Abstract

We have measured the sensitivity of the human visual system to sinusoidal modulations of orientation in micropattern-based textured stimuli. The result is the orientation modulation function, or OMF, which describes this sensitivity as a function of the spatial frequency of orientation modulation. We found that the OMF was bandpass with peak sensitivity at spatial frequencies ranging between 0.06 and 0.2 c/deg, depending on the size of the micropatterns. The OMF was found to be scale invariant, that is its position on the spatial frequency axis did not change with viewing distance when spatial frequency was measured in object rather than retinal units. This scale invariance was shown to result from the visual system taking into account the scale rather than the density of the micropatterns as viewing distance was changed.
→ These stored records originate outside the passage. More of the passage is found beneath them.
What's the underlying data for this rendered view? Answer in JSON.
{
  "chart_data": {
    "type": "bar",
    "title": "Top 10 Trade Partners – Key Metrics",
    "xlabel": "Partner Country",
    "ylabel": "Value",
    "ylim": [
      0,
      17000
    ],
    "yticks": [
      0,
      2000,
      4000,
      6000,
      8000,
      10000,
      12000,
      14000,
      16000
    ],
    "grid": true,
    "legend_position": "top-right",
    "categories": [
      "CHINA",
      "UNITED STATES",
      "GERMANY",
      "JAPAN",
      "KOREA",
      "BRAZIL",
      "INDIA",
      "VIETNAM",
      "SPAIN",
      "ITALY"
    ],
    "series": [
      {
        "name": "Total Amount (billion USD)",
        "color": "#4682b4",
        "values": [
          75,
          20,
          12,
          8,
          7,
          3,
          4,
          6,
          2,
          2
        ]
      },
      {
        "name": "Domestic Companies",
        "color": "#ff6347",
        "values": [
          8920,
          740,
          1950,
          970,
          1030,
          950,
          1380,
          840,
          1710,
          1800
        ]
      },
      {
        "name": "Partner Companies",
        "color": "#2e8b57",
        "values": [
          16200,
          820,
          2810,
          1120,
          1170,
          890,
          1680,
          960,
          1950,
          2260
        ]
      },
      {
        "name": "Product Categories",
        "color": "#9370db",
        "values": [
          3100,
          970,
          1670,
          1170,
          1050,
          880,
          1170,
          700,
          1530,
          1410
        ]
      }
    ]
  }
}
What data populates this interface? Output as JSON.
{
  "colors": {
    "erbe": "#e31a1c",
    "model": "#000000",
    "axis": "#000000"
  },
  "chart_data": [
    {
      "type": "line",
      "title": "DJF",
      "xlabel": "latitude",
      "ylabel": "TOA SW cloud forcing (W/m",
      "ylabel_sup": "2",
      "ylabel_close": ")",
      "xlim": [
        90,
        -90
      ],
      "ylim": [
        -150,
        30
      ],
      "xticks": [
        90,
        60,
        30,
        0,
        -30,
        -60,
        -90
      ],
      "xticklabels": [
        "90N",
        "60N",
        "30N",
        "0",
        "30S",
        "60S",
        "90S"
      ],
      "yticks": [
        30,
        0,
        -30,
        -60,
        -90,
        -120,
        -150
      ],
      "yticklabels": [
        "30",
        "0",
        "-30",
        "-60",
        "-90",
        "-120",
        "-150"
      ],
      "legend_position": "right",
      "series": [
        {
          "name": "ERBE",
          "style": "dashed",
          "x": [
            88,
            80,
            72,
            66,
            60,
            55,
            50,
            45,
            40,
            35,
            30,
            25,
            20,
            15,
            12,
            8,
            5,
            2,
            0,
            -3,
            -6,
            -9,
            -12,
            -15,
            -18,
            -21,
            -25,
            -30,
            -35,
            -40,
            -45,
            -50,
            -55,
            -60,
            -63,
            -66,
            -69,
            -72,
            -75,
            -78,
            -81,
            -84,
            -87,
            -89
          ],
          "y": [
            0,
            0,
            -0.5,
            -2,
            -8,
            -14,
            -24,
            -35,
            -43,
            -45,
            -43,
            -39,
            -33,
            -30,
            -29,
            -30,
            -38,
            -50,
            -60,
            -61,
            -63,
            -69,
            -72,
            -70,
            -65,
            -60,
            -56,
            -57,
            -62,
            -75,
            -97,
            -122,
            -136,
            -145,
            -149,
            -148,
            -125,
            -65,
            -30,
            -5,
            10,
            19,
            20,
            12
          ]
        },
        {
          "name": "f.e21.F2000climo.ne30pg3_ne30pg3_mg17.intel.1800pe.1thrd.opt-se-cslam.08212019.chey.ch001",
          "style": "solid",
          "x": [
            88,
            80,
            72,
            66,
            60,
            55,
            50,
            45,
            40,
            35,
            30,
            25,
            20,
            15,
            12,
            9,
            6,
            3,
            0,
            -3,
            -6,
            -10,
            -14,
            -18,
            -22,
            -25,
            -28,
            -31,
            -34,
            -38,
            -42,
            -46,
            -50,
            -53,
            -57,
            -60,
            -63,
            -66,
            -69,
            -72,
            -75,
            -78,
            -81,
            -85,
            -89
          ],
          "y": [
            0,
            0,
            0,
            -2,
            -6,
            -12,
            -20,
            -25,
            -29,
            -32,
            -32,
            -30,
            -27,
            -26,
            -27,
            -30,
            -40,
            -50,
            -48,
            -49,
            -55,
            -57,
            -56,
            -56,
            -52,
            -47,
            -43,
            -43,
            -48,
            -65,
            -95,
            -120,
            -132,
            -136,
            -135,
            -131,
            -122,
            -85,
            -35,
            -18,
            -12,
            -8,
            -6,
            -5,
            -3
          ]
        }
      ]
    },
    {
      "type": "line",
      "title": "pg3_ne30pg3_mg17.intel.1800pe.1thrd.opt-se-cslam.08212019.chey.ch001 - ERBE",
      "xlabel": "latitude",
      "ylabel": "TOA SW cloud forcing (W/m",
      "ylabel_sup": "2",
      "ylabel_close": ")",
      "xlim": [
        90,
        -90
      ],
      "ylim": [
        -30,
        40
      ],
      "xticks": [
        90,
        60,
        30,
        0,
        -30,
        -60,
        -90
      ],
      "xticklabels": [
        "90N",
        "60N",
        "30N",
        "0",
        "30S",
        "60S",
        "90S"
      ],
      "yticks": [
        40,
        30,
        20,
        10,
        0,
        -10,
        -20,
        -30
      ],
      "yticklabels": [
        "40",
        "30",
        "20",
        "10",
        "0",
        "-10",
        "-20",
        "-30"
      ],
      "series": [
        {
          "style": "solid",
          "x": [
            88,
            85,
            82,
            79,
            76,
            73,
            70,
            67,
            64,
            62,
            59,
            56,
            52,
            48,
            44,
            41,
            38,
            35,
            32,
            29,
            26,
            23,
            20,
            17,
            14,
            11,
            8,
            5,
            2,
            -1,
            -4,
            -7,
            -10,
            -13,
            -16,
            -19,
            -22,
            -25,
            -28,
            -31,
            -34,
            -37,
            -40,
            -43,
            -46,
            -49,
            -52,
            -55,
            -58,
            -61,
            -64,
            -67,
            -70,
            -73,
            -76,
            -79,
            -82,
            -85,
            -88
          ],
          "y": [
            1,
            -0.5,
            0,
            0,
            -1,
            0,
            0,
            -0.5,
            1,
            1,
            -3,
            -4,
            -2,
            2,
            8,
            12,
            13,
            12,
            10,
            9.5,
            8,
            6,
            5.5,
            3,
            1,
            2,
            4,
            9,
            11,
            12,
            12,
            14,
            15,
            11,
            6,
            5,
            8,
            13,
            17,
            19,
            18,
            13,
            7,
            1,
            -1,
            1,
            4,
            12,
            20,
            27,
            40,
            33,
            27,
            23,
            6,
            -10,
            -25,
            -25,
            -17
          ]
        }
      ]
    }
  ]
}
It has been argued by Bergen [(1991) Vision and visual dysfunction (Vol. 10B) New York: Macmillan] that scale invariance in textures is a consequence of the coupling of mechanisms which detect textural features with those which detect local luminance contrasts. We reasoned that Gabor micropattern textures might therefore show narrower OMFs compared to line micropattern textures. However we found no difference in OMF bandwidth between the Gabor and line micropattern textures, suggesting that the line micropatterns were acting as selectively as the Gabor micropatterns for the spatial scale of the mechanisms which detected the orientation modulation. Evidence is presented which suggests that the mechanisms which detected the orientation modulation in our stimuli are non-linear. Finally we showed similar OMFs for sine-wave and square-wave modulations of micropattern orientation, and similar OMFs for modulations of micropattern with orientation about the horizontal and about the vertical, the direction of modulation in both cases being horizontal. The implications of these findings for the mechanisms involved in orientation-defined texture processing is discussed.